Il convient de se rappeler que Beckett écrivit cette pièce au sortir de la guerre et de la longue traversée qu’il fit d’une France dévastée, où des bandes faméliques erraient sans repères en quête d’un inimaginable avenir. Wladimir et Estragon sont de ces êtres-là, jetés sur les routes par la guerre, avec la disparition de leur toit, de leurs proches.

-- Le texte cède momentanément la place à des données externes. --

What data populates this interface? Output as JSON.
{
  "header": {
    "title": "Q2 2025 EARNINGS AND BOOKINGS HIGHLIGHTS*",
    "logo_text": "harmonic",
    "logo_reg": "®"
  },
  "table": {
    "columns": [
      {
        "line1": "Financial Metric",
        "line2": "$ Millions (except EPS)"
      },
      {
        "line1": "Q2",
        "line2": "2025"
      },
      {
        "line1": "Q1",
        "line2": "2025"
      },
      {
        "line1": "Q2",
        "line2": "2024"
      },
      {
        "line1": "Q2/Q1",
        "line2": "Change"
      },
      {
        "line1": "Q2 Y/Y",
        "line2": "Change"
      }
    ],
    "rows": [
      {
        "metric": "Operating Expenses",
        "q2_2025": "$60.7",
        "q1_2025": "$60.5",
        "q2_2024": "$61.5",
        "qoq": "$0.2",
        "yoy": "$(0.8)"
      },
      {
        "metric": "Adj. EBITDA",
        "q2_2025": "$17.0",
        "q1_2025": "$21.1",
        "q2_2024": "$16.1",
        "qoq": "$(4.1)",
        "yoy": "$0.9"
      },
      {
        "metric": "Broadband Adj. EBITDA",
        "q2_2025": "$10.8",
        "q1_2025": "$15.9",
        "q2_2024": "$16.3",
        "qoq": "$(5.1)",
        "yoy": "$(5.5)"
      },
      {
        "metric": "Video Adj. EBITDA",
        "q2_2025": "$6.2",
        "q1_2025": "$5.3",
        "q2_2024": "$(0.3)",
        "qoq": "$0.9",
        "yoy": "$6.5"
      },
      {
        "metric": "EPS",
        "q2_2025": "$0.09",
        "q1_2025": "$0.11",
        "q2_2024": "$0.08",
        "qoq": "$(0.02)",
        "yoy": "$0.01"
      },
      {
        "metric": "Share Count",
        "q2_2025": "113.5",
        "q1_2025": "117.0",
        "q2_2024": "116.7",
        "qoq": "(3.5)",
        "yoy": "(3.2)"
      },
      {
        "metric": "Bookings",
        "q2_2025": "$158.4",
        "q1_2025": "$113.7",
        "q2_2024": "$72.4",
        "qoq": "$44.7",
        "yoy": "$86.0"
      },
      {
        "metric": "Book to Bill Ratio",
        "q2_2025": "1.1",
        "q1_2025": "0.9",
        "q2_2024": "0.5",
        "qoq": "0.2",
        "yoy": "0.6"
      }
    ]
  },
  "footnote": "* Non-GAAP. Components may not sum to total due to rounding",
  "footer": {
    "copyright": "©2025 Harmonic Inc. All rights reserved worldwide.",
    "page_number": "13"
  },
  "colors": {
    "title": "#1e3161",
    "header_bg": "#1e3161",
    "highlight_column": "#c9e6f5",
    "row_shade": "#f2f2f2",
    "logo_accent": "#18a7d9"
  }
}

Les seuls autres humains qu’ils vont rencontrer dans cette solitude sont les incarnations du couple infernal maître / esclave, le premier tenant le second en laisse, le maltraitant physiquement et moralement, tandis que sa victime, loin de se rebeller, semble résignée à son sort. Pourtant, Lucky (Frédéric Leidgens) fut un lettré, comme en témoigne l’ordre aboyé par Pozzo (Alain Rimoux) : « Pense, porc ». Métaphore de la condition qui attend l’intellectuel dans ces temps où, dans l’échelle des valeurs, la pensée est reléguée loin derrière le succès mesuré à l’aune de l’argent ? Ici aussi, aucune perspective, ni explication ni issue, triste représentation des rapports de pouvoir qui régissent le monde.

Rien de fondamentalement distinct, donc, dans la mise en scène de Jean‑Pierre Vincent. Le plateau est gris, aucune différence de couleur ni de luminosité entre sol et ciel, arbre rabougri, quelques gros cailloux inconfortables sur lesquels on ne peut même pas se reposer…

Le traitement qu’il fait de ce couple de cauchemar montre un Lucky (facétieux Beckett qui appelle ainsi l’esclave) complètement ahuri, à la limite de la stupidité, qui ne semble avoir aucune envie d’échapper à son sort comme s’il était hors de lui-même, réfugié dans un ailleurs invisible et qui se met à réciter sur ordre une litanie incompréhensible. Pozzo, lui, n’a pas non plus d’états d’âme et, s’il frappe Lucky, s’il l’étrangle à moitié en tirant sur la corde, il agit de cette manière non par calcul ni méchanceté, mais parce que c’est comme ça, lui aussi prisonnier de cette dépendance. Tout juste sa position est-elle plus confortable !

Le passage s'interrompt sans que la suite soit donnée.